657. Evaluation of Nanopore-Based 16S Ribosomal RNA (rRNA) Gene Sequencing for the Development of a Rapid Infection Intervention Clinical Service

Abstract

BackgroundRapid and accurate identification of bacteria is the basis of appropriate antibiotic treatment and effective clinical decision-making. Next-generation sequencing (NGS) platforms such as Oxford Nanopore Technologies (ONT) holds the promise of a diagnostic revolution by overcoming the limitations of culture-based identification with rapid molecular detection of bacteria. We have developed a pilot to evaluate an ONT 16S rRNA gene assay with the ability to provide real-time analysis and identification of bacterial species. Our aim was to investigate whether long-read sequencing and high-speed analysis can be combined to create a clinically useful, rapid diagnostic tool.MethodsA collection of bacterial isolates representing pathogenic species received by the clinical laboratory over 1 year was assembled. Sample preparation was as described in the ONT 16S protocol and included bead beating sample disruption, MagNA Pure automated nucleic acid extraction (Roche), and PCR amplification (Thermo). Sequencing was performed on the MinION and GridION X5 platforms. Output was analyzed with ONT’s automated EPI2ME 16S pipeline which assigns reads to taxa using BLAST results and the NCBI 16S Bacterial database.ResultsA total of 155 clinical samples with 139 species were sequenced. 119 species were identified at the species level. For 20 samples, a species in the same genus claimed the majority of reads, with the true species being matched to 3%-41% of reads.

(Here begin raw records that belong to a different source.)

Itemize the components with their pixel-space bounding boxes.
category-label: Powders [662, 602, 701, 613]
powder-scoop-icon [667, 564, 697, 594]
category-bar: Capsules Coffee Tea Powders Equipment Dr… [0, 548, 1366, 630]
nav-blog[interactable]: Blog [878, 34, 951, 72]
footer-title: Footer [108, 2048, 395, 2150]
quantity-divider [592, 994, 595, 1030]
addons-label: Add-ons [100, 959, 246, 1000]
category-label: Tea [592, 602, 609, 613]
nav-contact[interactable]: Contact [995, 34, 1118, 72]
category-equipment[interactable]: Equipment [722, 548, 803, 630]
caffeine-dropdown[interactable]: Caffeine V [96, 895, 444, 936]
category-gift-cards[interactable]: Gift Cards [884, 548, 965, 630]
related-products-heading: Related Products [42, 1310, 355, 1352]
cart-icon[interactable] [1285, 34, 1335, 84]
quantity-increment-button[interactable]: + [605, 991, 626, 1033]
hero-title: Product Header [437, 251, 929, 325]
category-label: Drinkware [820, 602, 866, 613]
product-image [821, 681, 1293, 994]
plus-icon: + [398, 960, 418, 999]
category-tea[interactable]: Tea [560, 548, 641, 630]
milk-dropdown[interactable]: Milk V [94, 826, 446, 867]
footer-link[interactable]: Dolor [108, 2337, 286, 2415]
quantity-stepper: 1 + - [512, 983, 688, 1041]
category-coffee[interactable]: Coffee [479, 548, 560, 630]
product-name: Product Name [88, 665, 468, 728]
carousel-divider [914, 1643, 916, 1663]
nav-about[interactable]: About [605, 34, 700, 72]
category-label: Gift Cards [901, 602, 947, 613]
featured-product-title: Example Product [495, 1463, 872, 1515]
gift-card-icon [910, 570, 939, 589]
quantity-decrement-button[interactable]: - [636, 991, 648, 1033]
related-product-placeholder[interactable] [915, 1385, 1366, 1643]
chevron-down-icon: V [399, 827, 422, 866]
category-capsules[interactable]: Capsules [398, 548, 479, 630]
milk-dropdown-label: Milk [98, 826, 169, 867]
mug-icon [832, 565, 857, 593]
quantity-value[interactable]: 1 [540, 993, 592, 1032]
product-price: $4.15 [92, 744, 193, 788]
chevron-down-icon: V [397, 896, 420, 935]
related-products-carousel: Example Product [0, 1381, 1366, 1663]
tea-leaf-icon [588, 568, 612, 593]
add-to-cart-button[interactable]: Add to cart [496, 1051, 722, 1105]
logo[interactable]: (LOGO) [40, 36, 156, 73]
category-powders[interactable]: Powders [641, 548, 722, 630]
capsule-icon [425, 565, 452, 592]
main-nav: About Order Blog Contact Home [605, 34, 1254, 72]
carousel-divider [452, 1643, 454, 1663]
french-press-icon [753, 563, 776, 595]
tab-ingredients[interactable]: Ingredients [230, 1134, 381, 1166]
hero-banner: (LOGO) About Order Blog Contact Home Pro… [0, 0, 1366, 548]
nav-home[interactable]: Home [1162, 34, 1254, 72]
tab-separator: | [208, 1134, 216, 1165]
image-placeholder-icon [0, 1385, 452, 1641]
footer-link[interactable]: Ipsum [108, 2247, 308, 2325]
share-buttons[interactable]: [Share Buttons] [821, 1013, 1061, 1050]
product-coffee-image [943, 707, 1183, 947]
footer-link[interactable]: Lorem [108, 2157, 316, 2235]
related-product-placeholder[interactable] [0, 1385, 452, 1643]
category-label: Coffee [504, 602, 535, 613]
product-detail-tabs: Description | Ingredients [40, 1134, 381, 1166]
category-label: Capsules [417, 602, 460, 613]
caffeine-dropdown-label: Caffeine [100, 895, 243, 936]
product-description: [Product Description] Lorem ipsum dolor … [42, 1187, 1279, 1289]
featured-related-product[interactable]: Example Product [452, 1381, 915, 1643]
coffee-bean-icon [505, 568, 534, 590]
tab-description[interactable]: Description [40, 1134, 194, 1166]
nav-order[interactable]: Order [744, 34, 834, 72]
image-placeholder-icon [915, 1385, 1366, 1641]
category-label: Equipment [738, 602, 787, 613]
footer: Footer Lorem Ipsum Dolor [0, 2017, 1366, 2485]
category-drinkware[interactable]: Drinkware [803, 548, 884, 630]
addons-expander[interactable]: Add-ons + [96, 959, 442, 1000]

The average proportion of reads assigned to the correct species was 62.2%, specifically 67% for non-Enterobacteriaceae and 33% for Enterobacteriaceae. 4 clinical samples (3 Bronchoalveolar lavages (BALs), positive for (1) K. pneumoniae, (2) S. pneumoniae, and (3) S. pneumoniae, S. enterica, and S. typhimurium, and 1 bone positive for P. aeruginosa) were also analyzed with sequencing results matching culture.ConclusionEarly results show that 16S rRNA sequencing coupled with real-time analysis was able to accelerate pathogen detection and was able to discriminate the majority of species from a relevant clinical collection. Pipeline refinement is required and subsequent confirmatory consensus-based identification may be a helpful adjunct. Nanopore sequencing shows promise as a rapid bacterial pathogen detection platform for clinical service.Disclosures All authors: No reported disclosures.